EU announces 1 billion euros in aid for Lebanon amid surge in irregular migration from country

May 3, 2024 by No Comments

The European Union announced on Thursday an aid package of 1 billion euros, or approximately $1.06 billion, for Lebanon, with much of the funds going towards strengthening border control to halt the flow of asylum seekers and migrants from the small, crisis-stricken country to Cyprus and Italy. The deal follows other EU aid packages provided to countries such as Egypt, Tunisia, and Mauritania to fortify their borders. It comes amid an increasing flow of irregular migration of Syrian refugees from Lebanon to Cyprus.

European Union Commission President Ursula von der Leyen said during a visit to Beirut with Cypriot President Nikos Christodoulides that aid distribution will begin this year and continue until 2027. The bulk of the aid, 736 million euros, would support Syrian refugees “and other vulnerable groups” in Lebanon, while 200 million euros are intended to strengthen Lebanese security services in enforcing border and migration control. An unspecified amount would go to Lebanese fishermen to discourage them from selling their boats to smugglers.

Von der Leyen said the EU will also work on a “more structured approach to voluntary return” of Syrian refugees “in close cooperation with” the UN refugee agency. The bloc will continue to maintain “legal pathways” for resettlement of refugees in Europe, she said. Lebanon’s caretaker Prime Minister Najib Mikati praised the package, saying that “Lebanon’s security is security for European countries and vice versa,” and that an escalation of the crisis “will not be limited to Lebanon but will extend to Europe.”

Lebanon, which has been in the throes of a severe financial crisis since 2019, hosts nearly 780,000 registered Syrian refugees and hundreds of thousands more who are unregistered, the world’s highest refugee population per capita. Lebanese political officials have for years urged the international community to resettle the refugees in other countries or assist their return to Syria — voluntarily or not.
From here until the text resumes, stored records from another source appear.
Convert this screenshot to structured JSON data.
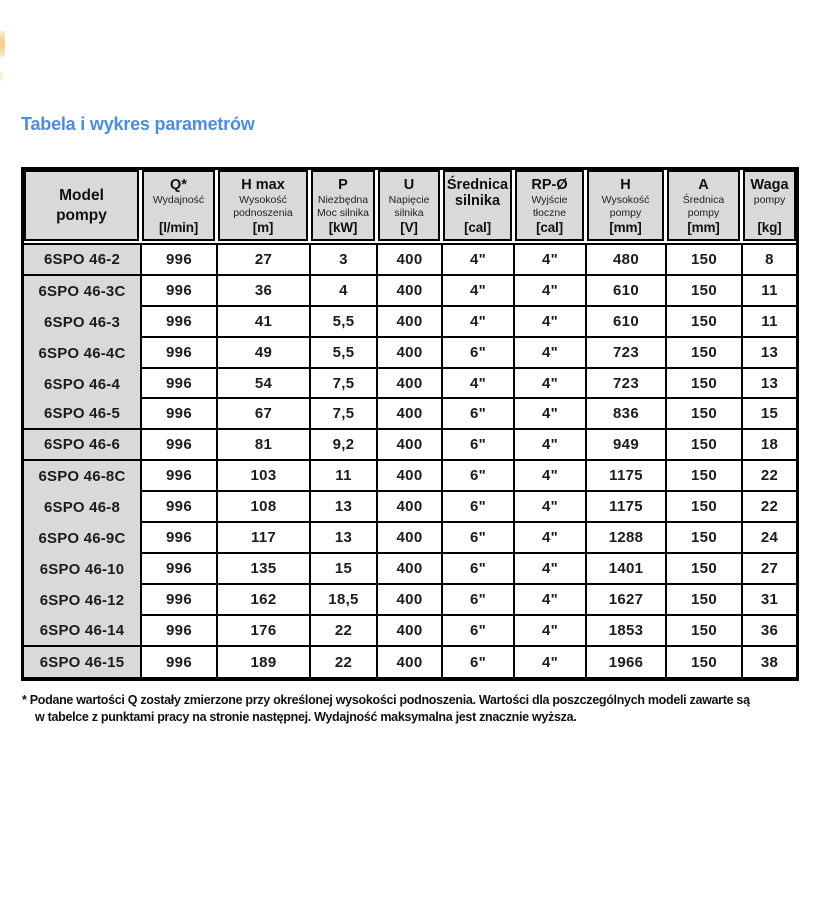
{
  "page": {
    "title": "Tabela i wykres parametrów"
  },
  "colors": {
    "title": "#4a8ee2",
    "header_bg": "#d9d9d9",
    "border": "#000000",
    "text": "#1c1c1c"
  },
  "table": {
    "columns": [
      {
        "key": "model",
        "main": "Model\npompy",
        "sub": "",
        "unit": ""
      },
      {
        "key": "q",
        "main": "Q*",
        "sub": "Wydajność",
        "unit": "[l/min]"
      },
      {
        "key": "hmax",
        "main": "H max",
        "sub": "Wysokość\npodnoszenia",
        "unit": "[m]"
      },
      {
        "key": "p",
        "main": "P",
        "sub": "Niezbędna\nMoc silnika",
        "unit": "[kW]"
      },
      {
        "key": "u",
        "main": "U",
        "sub": "Napięcie\nsilnika",
        "unit": "[V]"
      },
      {
        "key": "motor-diameter",
        "main": "Średnica\nsilnika",
        "sub": "",
        "unit": "[cal]"
      },
      {
        "key": "rp",
        "main": "RP-Ø",
        "sub": "Wyjście\ntłoczne",
        "unit": "[cal]"
      },
      {
        "key": "h",
        "main": "H",
        "sub": "Wysokość\npompy",
        "unit": "[mm]"
      },
      {
        "key": "a",
        "main": "A",
        "sub": "Średnica\npompy",
        "unit": "[mm]"
      },
      {
        "key": "waga",
        "main": "Waga",
        "sub": "pompy",
        "unit": "[kg]"
      }
    ],
    "rows": [
      [
        "6SPO 46-2",
        "996",
        "27",
        "3",
        "400",
        "4\"",
        "4\"",
        "480",
        "150",
        "8"
      ],
      [
        "6SPO 46-3C",
        "996",
        "36",
        "4",
        "400",
        "4\"",
        "4\"",
        "610",
        "150",
        "11"
      ],
      [
        "6SPO 46-3",
        "996",
        "41",
        "5,5",
        "400",
        "4\"",
        "4\"",
        "610",
        "150",
        "11"
      ],
      [
        "6SPO 46-4C",
        "996",
        "49",
        "5,5",
        "400",
        "6\"",
        "4\"",
        "723",
        "150",
        "13"
      ],
      [
        "6SPO 46-4",
        "996",
        "54",
        "7,5",
        "400",
        "4\"",
        "4\"",
        "723",
        "150",
        "13"
      ],
      [
        "6SPO 46-5",
        "996",
        "67",
        "7,5",
        "400",
        "6\"",
        "4\"",
        "836",
        "150",
        "15"
      ],
      [
        "6SPO 46-6",
        "996",
        "81",
        "9,2",
        "400",
        "6\"",
        "4\"",
        "949",
        "150",
        "18"
      ],
      [
        "6SPO 46-8C",
        "996",
        "103",
        "11",
        "400",
        "6\"",
        "4\"",
        "1175",
        "150",
        "22"
      ],
      [
        "6SPO 46-8",
        "996",
        "108",
        "13",
        "400",
        "6\"",
        "4\"",
        "1175",
        "150",
        "22"
      ],
      [
        "6SPO 46-9C",
        "996",
        "117",
        "13",
        "400",
        "6\"",
        "4\"",
        "1288",
        "150",
        "24"
      ],
      [
        "6SPO 46-10",
        "996",
        "135",
        "15",
        "400",
        "6\"",
        "4\"",
        "1401",
        "150",
        "27"
      ],
      [
        "6SPO 46-12",
        "996",
        "162",
        "18,5",
        "400",
        "6\"",
        "4\"",
        "1627",
        "150",
        "31"
      ],
      [
        "6SPO 46-14",
        "996",
        "176",
        "22",
        "400",
        "6\"",
        "4\"",
        "1853",
        "150",
        "36"
      ],
      [
        "6SPO 46-15",
        "996",
        "189",
        "22",
        "400",
        "6\"",
        "4\"",
        "1966",
        "150",
        "38"
      ]
    ],
    "model_group_separators": [
      0,
      5,
      6,
      12
    ]
  },
  "footnote": {
    "lines": [
      "* Podane wartości Q zostały zmierzone przy określonej wysokości podnoszenia. Wartości dla poszczególnych modeli zawarte są",
      "w tabelce z punktami pracy na stronie następnej. Wydajność maksymalna jest znacznie wyższa."
    ]
  }
}
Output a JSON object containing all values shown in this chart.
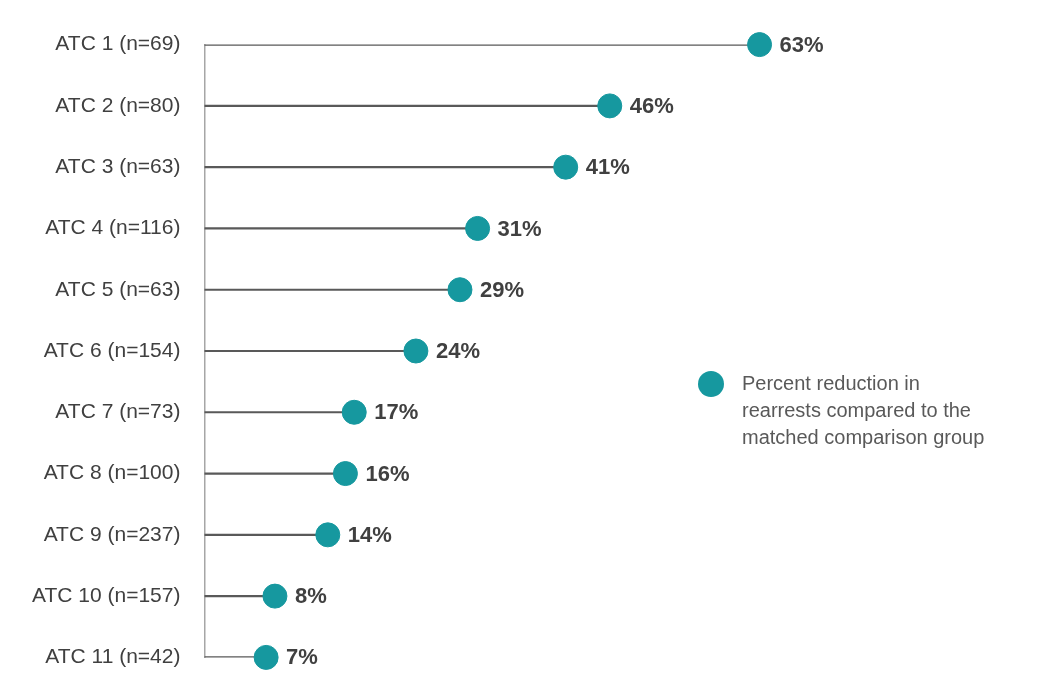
{
  "chart_data": {
    "type": "lollipop",
    "orientation": "horizontal",
    "categories": [
      "ATC 1 (n=69)",
      "ATC 2 (n=80)",
      "ATC 3 (n=63)",
      "ATC 4 (n=116)",
      "ATC 5 (n=63)",
      "ATC 6 (n=154)",
      "ATC 7 (n=73)",
      "ATC 8 (n=100)",
      "ATC 9 (n=237)",
      "ATC 10 (n=157)",
      "ATC 11 (n=42)"
    ],
    "series": [
      {
        "name": "Percent reduction in rearrests compared to the matched comparison group",
        "color": "#16989f",
        "values": [
          63,
          46,
          41,
          31,
          29,
          24,
          17,
          16,
          14,
          8,
          7
        ],
        "value_labels": [
          "63%",
          "46%",
          "41%",
          "31%",
          "29%",
          "24%",
          "17%",
          "16%",
          "14%",
          "8%",
          "7%"
        ]
      }
    ],
    "legend": "right",
    "marker": "circle"
  }
}
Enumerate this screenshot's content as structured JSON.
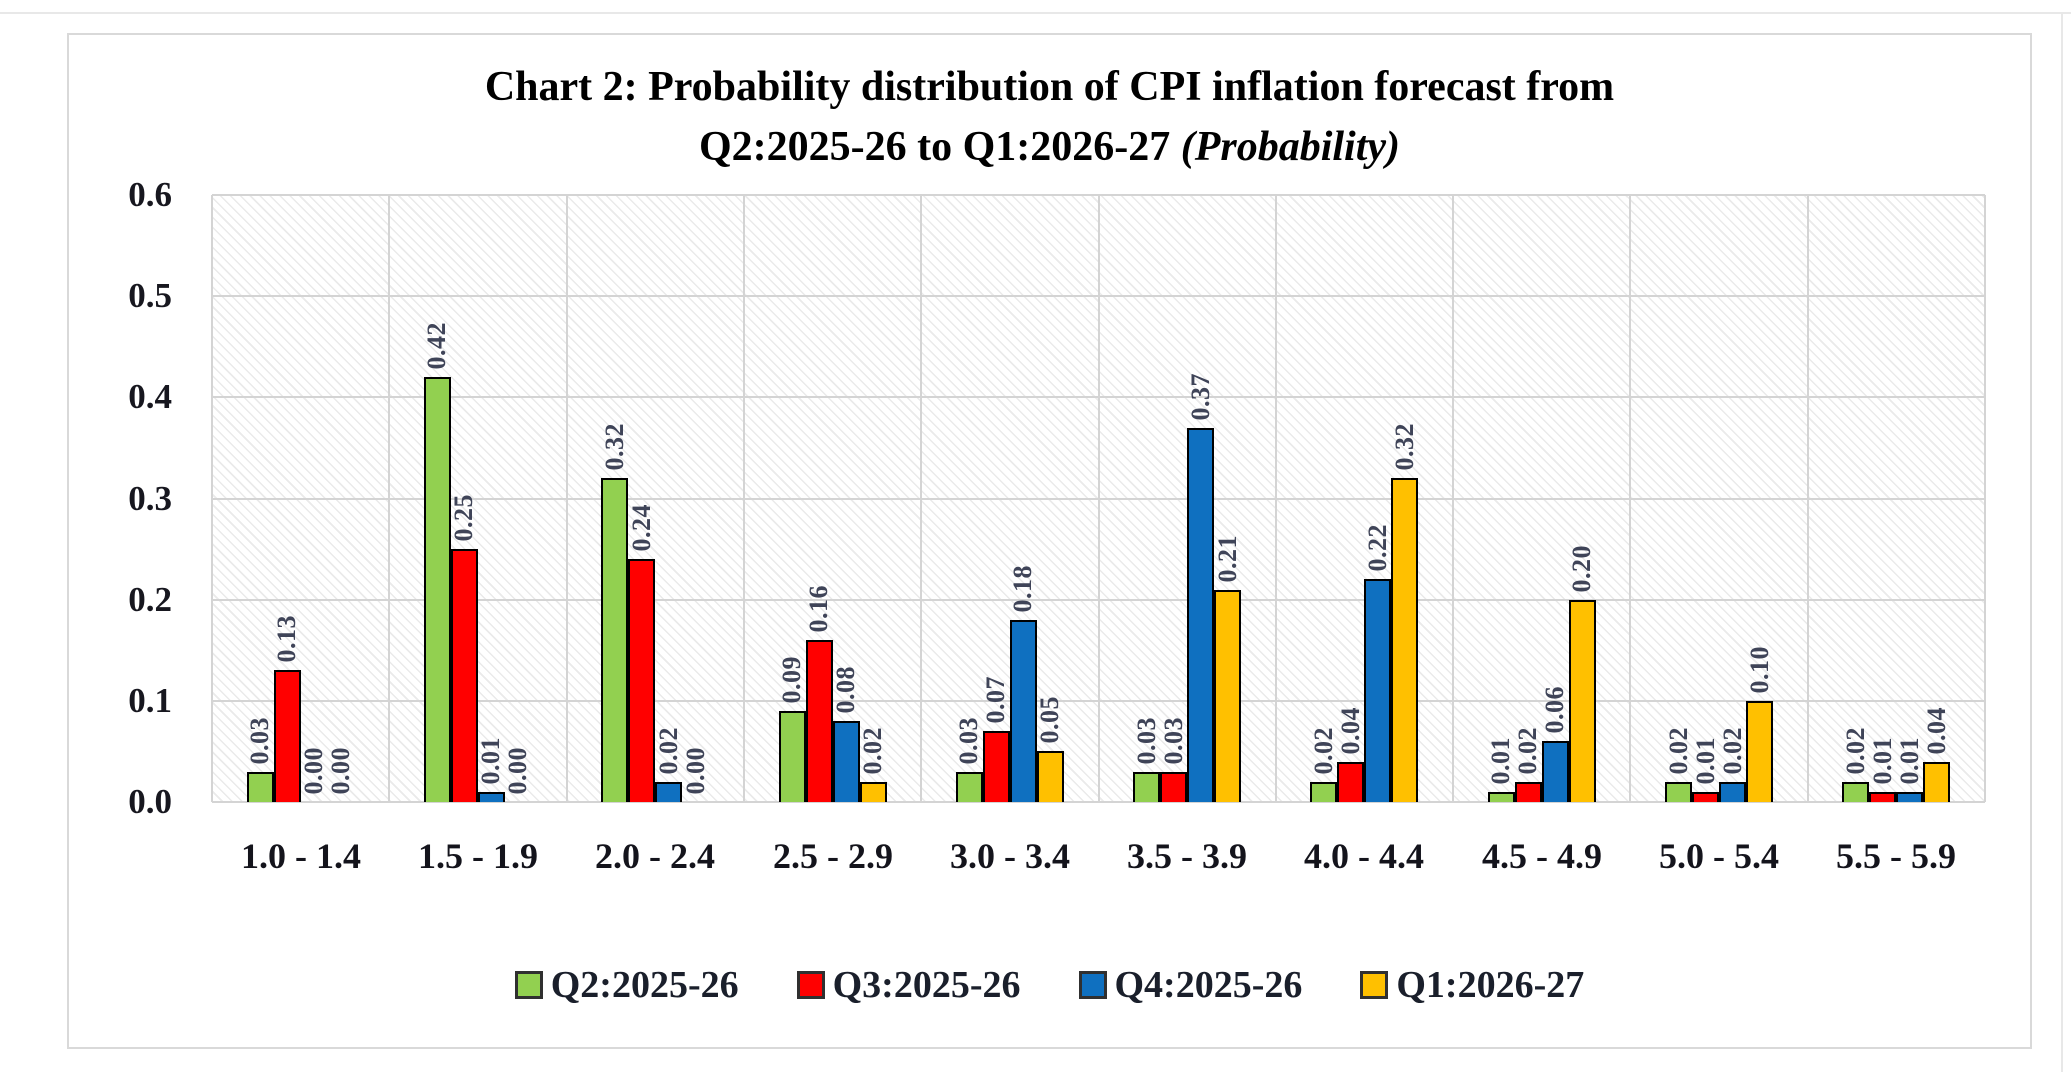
{
  "header": {
    "title_line1": "Chart 2: Probability distribution of CPI inflation forecast from",
    "title_line2": "Q2:2025-26 to Q1:2026-27 ",
    "title_italic": "(Probability)"
  },
  "chart_data": {
    "type": "bar",
    "title": "Chart 2: Probability distribution of CPI inflation forecast from Q2:2025-26 to Q1:2026-27 (Probability)",
    "xlabel": "",
    "ylabel": "",
    "ylim": [
      0,
      0.6
    ],
    "y_ticks": [
      "0.6",
      "0.5",
      "0.4",
      "0.3",
      "0.2",
      "0.1",
      "0.0"
    ],
    "grid": true,
    "legend_position": "bottom",
    "data_labels": true,
    "categories": [
      "1.0 - 1.4",
      "1.5 - 1.9",
      "2.0 - 2.4",
      "2.5 - 2.9",
      "3.0 - 3.4",
      "3.5 - 3.9",
      "4.0 - 4.4",
      "4.5 - 4.9",
      "5.0 - 5.4",
      "5.5 - 5.9"
    ],
    "series": [
      {
        "name": "Q2:2025-26",
        "color": "#92D050",
        "values": [
          0.03,
          0.42,
          0.32,
          0.09,
          0.03,
          0.03,
          0.02,
          0.01,
          0.02,
          0.02
        ]
      },
      {
        "name": "Q3:2025-26",
        "color": "#FF0000",
        "values": [
          0.13,
          0.25,
          0.24,
          0.16,
          0.07,
          0.03,
          0.04,
          0.02,
          0.01,
          0.01
        ]
      },
      {
        "name": "Q4:2025-26",
        "color": "#0F70C0",
        "values": [
          0.0,
          0.01,
          0.02,
          0.08,
          0.18,
          0.37,
          0.22,
          0.06,
          0.02,
          0.01
        ]
      },
      {
        "name": "Q1:2026-27",
        "color": "#FFC000",
        "values": [
          0.0,
          0.0,
          0.0,
          0.02,
          0.05,
          0.21,
          0.32,
          0.2,
          0.1,
          0.04
        ]
      }
    ]
  }
}
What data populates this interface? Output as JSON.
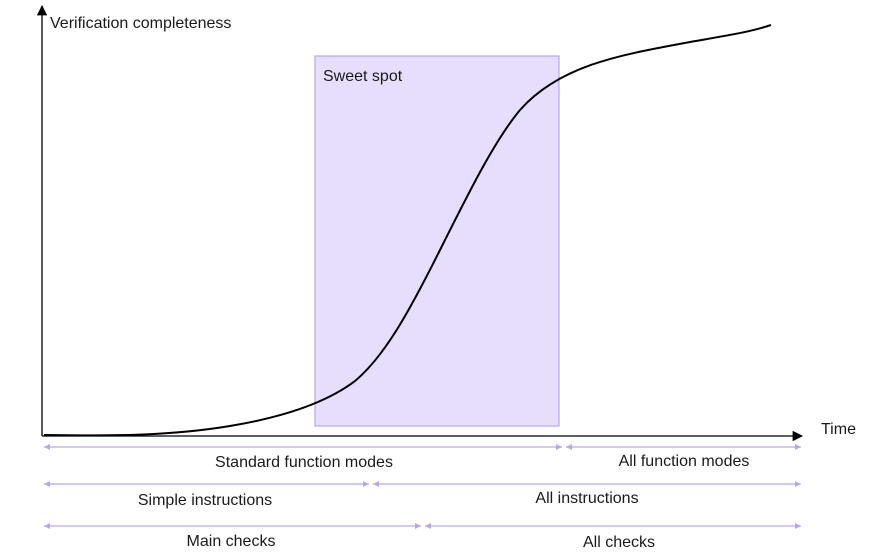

Lebanese security forces have stepped up deportations of Syrians over the past year.

Tensions further flared after an official with the Christian nationalist Lebanese Forces party, Pascal Suleiman, was killed last month in what military officials said was a botched carjacking by a Syrian gang. The incident prompted outbreaks of anti-Syrian violence by vigilante groups. Meanwhile, Cypriot authorities complain the island nation has been overwhelmed by irregular migration of Syrian asylum seekers, many of them coming on boats from Lebanon.

The UNHCR in Lebanon said it had verified 59 “actual or attempted” departures by boats carrying a total of 3,191 passengers from Lebanon between January and mid-April, compared to three documented boat movements carrying 54 passengers in the same period last year. Usually, few boats attempt the much more dangerous crossing in the winter. In all of 2023, UNHCR recorded 65 boat departures carrying 3,927 passengers.

Cyprus has taken a new approach to halting the flow of migrants. Last month, it suspended processing of Syrian asylum applications, and human rights groups accused the Cypriot coast guard of forcibly turning back five boats carrying about 500 asylum seekers coming from Lebanon. Cypriot officials have denied this.